Article originally published in the Philadelphia Business Journal on March 24, 2015
Recently I had a great customer experience at the Apple store on Walnut Street in Philadelphia – one that I would rate as the gold standard for any business that wants to create a competitive advantage.
I had purchased an iPhone 6 for my wife online, and wanted to buy her a protective case for her new phone. When I entered the store, I was greeted by Apple specialist Carol Rabuck, who after personally showing me available phone case choices, asked if I would be interested in trying Apple Pay to purchase the case. She set up my own iPhone 6 to do so.

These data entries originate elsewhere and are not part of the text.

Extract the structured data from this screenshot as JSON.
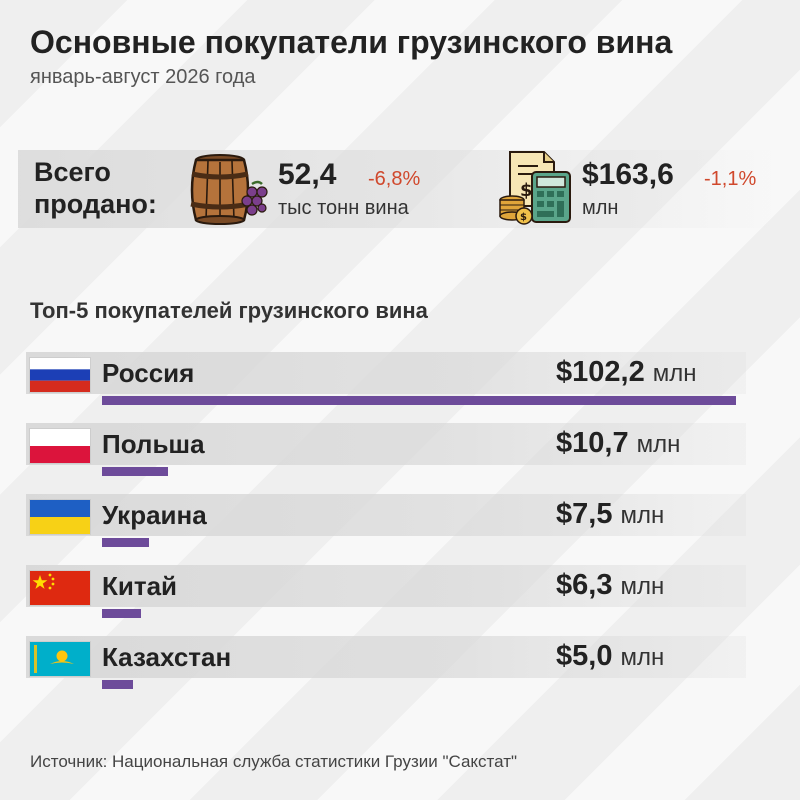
{
  "header": {
    "title": "Основные покупатели грузинского вина",
    "subtitle": "январь-август 2026 года"
  },
  "totals": {
    "label_line1": "Всего",
    "label_line2": "продано:",
    "volume": {
      "value": "52,4",
      "change": "-6,8%",
      "unit": "тыс тонн вина",
      "icon": "wine-barrel-icon"
    },
    "revenue": {
      "value": "$163,6",
      "change": "-1,1%",
      "unit": "млн",
      "icon": "calculator-money-icon"
    }
  },
  "chart_data": {
    "type": "bar",
    "orientation": "horizontal",
    "title": "Топ-5 покупателей грузинского вина",
    "categories": [
      "Россия",
      "Польша",
      "Украина",
      "Китай",
      "Казахстан"
    ],
    "values": [
      102.2,
      10.7,
      7.5,
      6.3,
      5.0
    ],
    "value_labels": [
      "$102,2",
      "$10,7",
      "$7,5",
      "$6,3",
      "$5,0"
    ],
    "unit": "млн",
    "bar_color": "#6d4b9a",
    "flags": [
      "russia-flag-icon",
      "poland-flag-icon",
      "ukraine-flag-icon",
      "china-flag-icon",
      "kazakhstan-flag-icon"
    ]
  },
  "colors": {
    "accent": "#6d4b9a",
    "negative": "#d0482c"
  },
  "footer": {
    "source": "Источник: Национальная служба статистики Грузии \"Сакстат\""
  }
}
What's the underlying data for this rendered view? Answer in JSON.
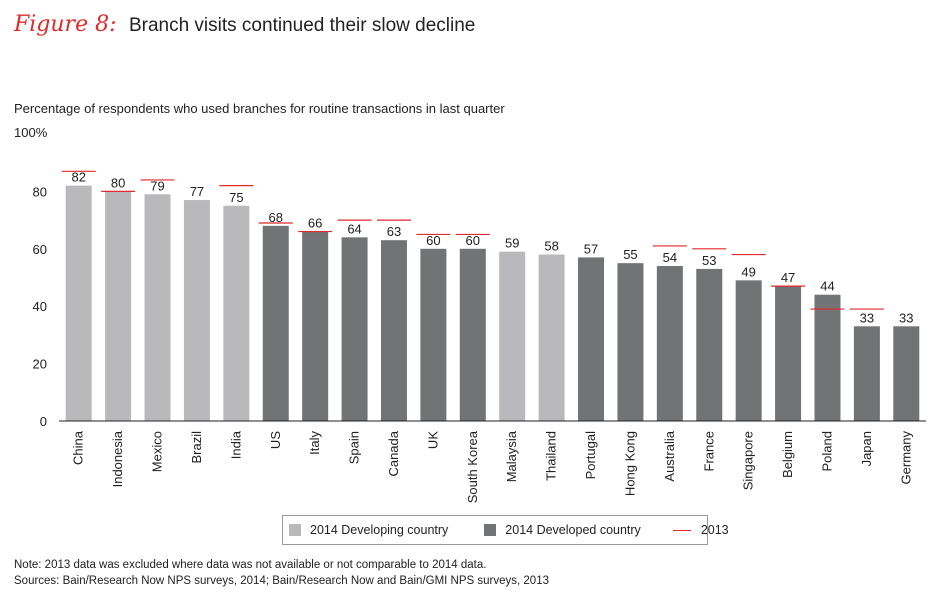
{
  "header": {
    "figure_label": "Figure 8:",
    "title": "Branch visits continued their slow decline"
  },
  "chart_data": {
    "type": "bar",
    "title": "Branch visits continued their slow decline",
    "subtitle": "Percentage of respondents who used branches for routine transactions in last quarter",
    "ymax_label": "100%",
    "ylim": [
      0,
      100
    ],
    "yticks": [
      0,
      20,
      40,
      60,
      80
    ],
    "xlabel": "",
    "ylabel": "",
    "categories": [
      "China",
      "Indonesia",
      "Mexico",
      "Brazil",
      "India",
      "US",
      "Italy",
      "Spain",
      "Canada",
      "UK",
      "South Korea",
      "Malaysia",
      "Thailand",
      "Portugal",
      "Hong Kong",
      "Australia",
      "France",
      "Singapore",
      "Belgium",
      "Poland",
      "Japan",
      "Germany"
    ],
    "values": [
      82,
      80,
      79,
      77,
      75,
      68,
      66,
      64,
      63,
      60,
      60,
      59,
      58,
      57,
      55,
      54,
      53,
      49,
      47,
      44,
      33,
      33
    ],
    "group": [
      "developing",
      "developing",
      "developing",
      "developing",
      "developing",
      "developed",
      "developed",
      "developed",
      "developed",
      "developed",
      "developed",
      "developing",
      "developing",
      "developed",
      "developed",
      "developed",
      "developed",
      "developed",
      "developed",
      "developed",
      "developed",
      "developed"
    ],
    "values_2013": [
      87,
      80,
      84,
      null,
      82,
      69,
      66,
      70,
      70,
      65,
      65,
      null,
      null,
      null,
      null,
      61,
      60,
      58,
      47,
      39,
      39,
      null
    ],
    "legend": {
      "developing": "2014 Developing country",
      "developed": "2014 Developed country",
      "line_2013": "2013"
    },
    "legend_position": "bottom-center",
    "grid": false
  },
  "colors": {
    "developing": "#b9b9bb",
    "developed": "#727375",
    "marker_2013": "#e0292b",
    "axis": "#222222"
  },
  "footnotes": {
    "note": "Note: 2013 data was excluded where data was not available or not comparable to 2014 data.",
    "sources": "Sources: Bain/Research Now NPS surveys, 2014; Bain/Research Now and Bain/GMI NPS surveys, 2013"
  }
}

After Rabuck showed me how to enable a number of features on my iPhone, I left the store with a feeling that I was treated with patience and respect, and that she was genuinely interested in helping me. Whenever I call Apple for tech support, my customer experience is the same as my experience with Rabuck. I get to speak to someone on the phone at Apple who cares, understands the issue I am calling about and effectively addresses it in a timely manner. This is a much more satisfying experience than when I call for tech support help for my PC laptop.
The leadership at Apple recognizes that their products and service are customer service intensive. In addition to being in the core business of providing personal computers and mobile communication devices, Apple is also in the core business of providing a great customer experience. Their goal is preeminence. They get it right. Other companies in customer service intensive businesses do not.